I haven’t been able to peruse Twitter as much lately, coaching and parenting have dominated my time, both very rewarding and a lot of fun but both are big commitments that will keep me from things like Twitter and blogging. Yesterday, I did get a chance to pop on, read a few interesting articles and blog posts. One post I saw talked about how a certain activity was more like “real life” and then comments about how school SHOULD be real life.
Real life. When we are talking about how we want to prepare our students for the “real world” or for their future careers, I get it. We are all for creating the “target context” and for developing practical 21st century skills. We are all on board when it comes to helping our students become well rounded, creative, active learners who will be successful in life when they leave us and contribute in a positive way to society. When it comes to those ideas of “real life” then there will be little argument from most educators.
But “real life” or the “real world” has a lot going on that I never want to see in our buildings. As we try to bring more and more of everyday life into our schools and make them more and more like the world our students will enter we have to be cognizant of ensuring we still provide a place that our students can grow and learn. We need to ensure our buildings remain safe, fair, supportive, collaborative and welcoming to all students.
Our world is not safe, especially for minorities, and while that is “real life” we all work hard every day to protect our students from bullying, intolerance, and abuse. Our society is far from fair, competition is everywhere and its ridiculous to think everyone begins the race from the same starting line. There are many workplaces where support and collaboration go against the very goals they strive for, whether its sales numbers or innovation, but pushing that type competition into our schools is to take away a huge asset to development and learning.
Don’t get me wrong, I know our job is to prepare our students for the world of tomorrow.
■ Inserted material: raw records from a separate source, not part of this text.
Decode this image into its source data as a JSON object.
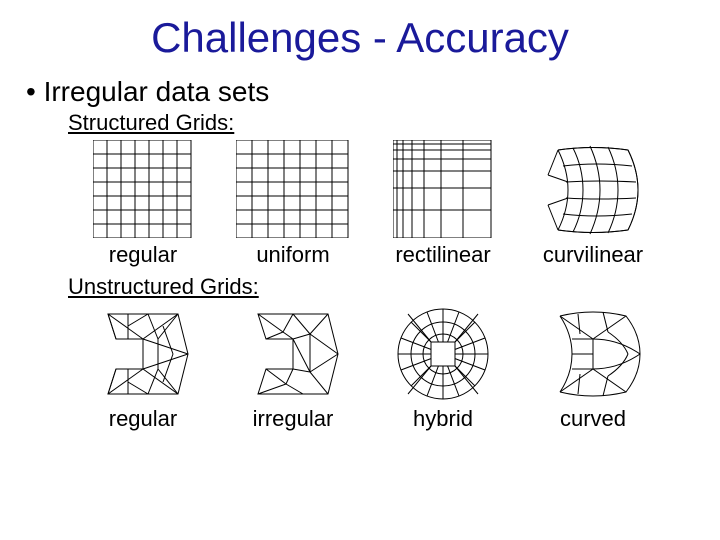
{
  "title": "Challenges - Accuracy",
  "bullet": "• Irregular data sets",
  "structured": {
    "heading": "Structured Grids:",
    "captions": [
      "regular",
      "uniform",
      "rectilinear",
      "curvilinear"
    ]
  },
  "unstructured": {
    "heading": "Unstructured Grids:",
    "captions": [
      "regular",
      "irregular",
      "hybrid",
      "curved"
    ]
  }
}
They need the skills and knowledge we help develop to be successful and to contribute in a meaningful way, but learning can and should get messy. Our students will make mistakes and learn to move past them, but in a place where the care, the support and the guidance is there to help them get beyond their difficulties. They have to feel safe, supported and cared for and they need to trust their guides that put them back on the right path. That requires a place that creates those feelings and provides those guides. School should never be real life, because many of our students won’t find those feelings or those mentors anywhere except school.